Askeri Yüksek İdare Mahkemesi 3. Daire 2010/1376 Esas 2010/723 Karar
Karar Dilini Çevir:
AskeriYüksekİdareMahkemesi
Dairesi: 3. Daire
Esas No: 2010/ 1376
Karar No: 2010 / 723
Karar Tarihi: 03.06.2010

(5085 S. K. Geç. m. 1) (3269 S. K. m. 10)

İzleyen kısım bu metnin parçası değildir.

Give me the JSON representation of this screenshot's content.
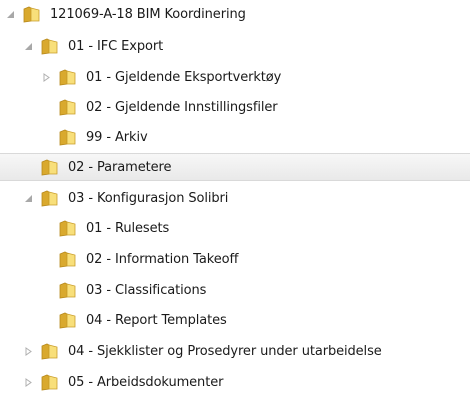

Davacı vekili 09.11.2009 tarihinde AYİM'de kayda geçen dava dilekçesi ile 04.01.2010 tarihinde kayda geçen cevap dilekçesinde özetle; müvekkilinin 08.11.1994 tarihinde göreve başladığını, Ağrı Asker Hastanesinin 08.08.2001 tarihli raporu ile HbsAG Pozitifliği tespit edilmesi üzerine 18.10.2001 tarihinde sözleşmesinin feshedildiğini, Ankara Asker Hastanesinin 23.01.2009 tarihli raporu ile davacıya 52/A, F-3, hastanın HBSAG Pozitifliğinin 2001 yılından itibaren devam ettiği saptandı teşhisi konulduğunu, buna istinaden sağlık yardımı yapılması için yaptıkları müracaata müspet ya da menfi yönde cevap verilmediğini belirterek, bu nedenle taleplerinin reddine dair zımni kararın iptaline ve 5085 sayılı Kanunun geçici 1 inci maddesine göre sağlık yardımı yapılmasına karar verilmesini talep ve dava etmektedir.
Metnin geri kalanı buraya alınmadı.